The general search “ tu_” can still be useful, however, even if words such as tunas appear in the list. The user can use the search filter function and search the results on the screen for tuvo or whatever form is the object of the search. (See the help guide on Filtering and Exporting Search Data for more information.)
Then, using the % wildcard for zero or any number of variant characters between characters or words in the String search can provide some flexibility for proximity searches.
For example, “labio%rojo” will bring up all the instances of labio(s) followed by rojo(s), with zero through an infinite number of characters between the two strings. Results for that search are:
Citation: [1867 Colombia] sus labios rojos, húmedos y graciosamente imperativos [IMR 14]
Citation: [1961 México] se limpió los labios y manchó la servilleta de rojo [FMA 23]
Citation: [c. 1966 Cuba] labios pintados de rojo escarlata [CIT 285]
Again, the more consecutive characters the user can provide in the string search, the more limited and accurate results the program will produce.

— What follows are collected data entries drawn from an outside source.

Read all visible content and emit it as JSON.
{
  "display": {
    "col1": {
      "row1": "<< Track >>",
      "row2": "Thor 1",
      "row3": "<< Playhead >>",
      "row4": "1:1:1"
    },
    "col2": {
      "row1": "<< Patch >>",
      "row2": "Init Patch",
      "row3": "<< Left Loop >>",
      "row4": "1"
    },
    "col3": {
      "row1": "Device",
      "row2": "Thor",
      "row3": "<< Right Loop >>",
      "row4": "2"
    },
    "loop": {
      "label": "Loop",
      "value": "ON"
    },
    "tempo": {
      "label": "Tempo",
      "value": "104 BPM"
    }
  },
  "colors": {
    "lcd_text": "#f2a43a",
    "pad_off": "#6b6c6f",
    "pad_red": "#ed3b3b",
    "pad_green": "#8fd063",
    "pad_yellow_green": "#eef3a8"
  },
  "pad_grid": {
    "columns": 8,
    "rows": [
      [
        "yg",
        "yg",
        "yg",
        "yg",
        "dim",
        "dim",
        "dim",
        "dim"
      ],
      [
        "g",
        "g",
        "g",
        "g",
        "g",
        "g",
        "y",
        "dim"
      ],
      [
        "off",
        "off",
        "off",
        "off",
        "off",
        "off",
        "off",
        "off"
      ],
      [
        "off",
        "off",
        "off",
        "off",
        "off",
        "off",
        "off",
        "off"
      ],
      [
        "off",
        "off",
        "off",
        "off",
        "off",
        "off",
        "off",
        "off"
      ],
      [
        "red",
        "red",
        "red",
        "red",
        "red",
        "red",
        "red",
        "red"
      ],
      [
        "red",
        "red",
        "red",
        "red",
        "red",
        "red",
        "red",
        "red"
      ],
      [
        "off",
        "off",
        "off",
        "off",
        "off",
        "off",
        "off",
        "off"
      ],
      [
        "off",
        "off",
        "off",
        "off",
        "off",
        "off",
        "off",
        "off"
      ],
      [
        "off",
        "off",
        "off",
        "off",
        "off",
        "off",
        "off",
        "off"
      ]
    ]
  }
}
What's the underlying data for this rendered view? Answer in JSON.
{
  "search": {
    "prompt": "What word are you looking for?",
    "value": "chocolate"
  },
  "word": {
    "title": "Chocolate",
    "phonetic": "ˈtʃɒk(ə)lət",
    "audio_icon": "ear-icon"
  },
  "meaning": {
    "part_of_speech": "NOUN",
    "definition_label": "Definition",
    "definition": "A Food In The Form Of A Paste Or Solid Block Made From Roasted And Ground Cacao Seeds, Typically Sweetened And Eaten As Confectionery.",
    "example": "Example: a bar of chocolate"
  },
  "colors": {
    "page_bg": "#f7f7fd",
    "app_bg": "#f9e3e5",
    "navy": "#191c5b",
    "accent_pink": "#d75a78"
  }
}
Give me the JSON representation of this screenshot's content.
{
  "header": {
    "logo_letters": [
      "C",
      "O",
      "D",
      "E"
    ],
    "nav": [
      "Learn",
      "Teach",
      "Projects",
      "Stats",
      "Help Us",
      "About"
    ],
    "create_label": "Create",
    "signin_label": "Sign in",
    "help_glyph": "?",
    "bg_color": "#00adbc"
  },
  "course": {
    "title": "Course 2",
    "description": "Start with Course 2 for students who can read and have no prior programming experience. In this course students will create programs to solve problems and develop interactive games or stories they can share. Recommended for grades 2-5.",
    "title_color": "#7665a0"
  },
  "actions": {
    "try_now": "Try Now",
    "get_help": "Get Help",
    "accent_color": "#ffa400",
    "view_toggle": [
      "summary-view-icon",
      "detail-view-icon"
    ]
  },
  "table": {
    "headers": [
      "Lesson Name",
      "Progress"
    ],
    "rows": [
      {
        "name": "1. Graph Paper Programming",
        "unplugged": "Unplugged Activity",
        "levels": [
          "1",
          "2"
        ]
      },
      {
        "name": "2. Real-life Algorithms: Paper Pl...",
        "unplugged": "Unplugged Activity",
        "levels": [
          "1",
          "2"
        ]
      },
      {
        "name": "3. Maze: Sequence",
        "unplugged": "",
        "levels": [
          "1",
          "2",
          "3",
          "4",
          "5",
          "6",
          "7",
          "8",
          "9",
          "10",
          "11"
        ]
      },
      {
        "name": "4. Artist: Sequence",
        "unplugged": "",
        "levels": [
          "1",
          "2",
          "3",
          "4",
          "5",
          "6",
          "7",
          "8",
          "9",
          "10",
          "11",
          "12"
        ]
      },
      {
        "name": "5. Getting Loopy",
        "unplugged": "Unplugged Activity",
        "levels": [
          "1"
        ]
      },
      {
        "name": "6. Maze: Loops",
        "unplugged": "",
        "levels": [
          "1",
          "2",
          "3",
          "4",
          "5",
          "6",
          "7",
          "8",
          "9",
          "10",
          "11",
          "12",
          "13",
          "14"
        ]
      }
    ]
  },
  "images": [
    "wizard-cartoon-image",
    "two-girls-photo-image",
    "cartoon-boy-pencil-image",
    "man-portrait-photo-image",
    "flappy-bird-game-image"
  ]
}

The user should realize that a simple search on a word or string may produce a significant number of returns. For example, a Word search on casa will provide over 3,523 results. A String search ending with “ado” will produce 31,926 results. The user may wish to think carefully on the parameters used, especially with common or high-frequency words, and limit the search before beginning. If a query does produce a large number of results, it will pause after 500 results and prompt the user to decide if he/she wishes the program to continue or abort the current process. In such instances, the user may wish to abort the search and limit it by either number (see Limit Search Help Guide), Location, Source, or date (Century or Year) to provide a more manageable selection.
Search results are displayed in the following format, in chronological order:
- First, in brackets, the date and place of the source text cited.
- Second, the text citation as given in the Boyd-Bowman Corpus (see Citation Help Guide for a description of how citations are presented)
- Third, in brackets, the 3-character abbreviation for the text title, followed typically by the pages within the text where the citation is found (for complete listing of text abbreviations, see the Source Abbreviation and Text Title link on the Help tab or the link next to the Source search box on the home page). If there is an associated volume number for the text source, that number will precede, if relevant, the page number.
For example:
[c. 1575 México] sería adúltera y moriría estruxada la cabeça entre dos piedras [BSG 4, 5]
This is the original information from the Léxico hispanoamericano published on CD-ROM.[1] Copyright on all data is held by the Hispanic Seminary of Medieval Studies.
[1]Peter Boyd-Bowman’s Léxico hispanoamericano 1493-1993. Eds. Ray Harris-Northall and John J. Nitti. Technical development by Jean E. Lentz. New York: Hispanic Seminary of Medieval Studies, 2003-2007. Version 2.0. April 2007. For those interested in the construction and history of the Boyd-Bowman project, Léxico hispanoamericano, there is information under the History of the Project link under the About tab on this website.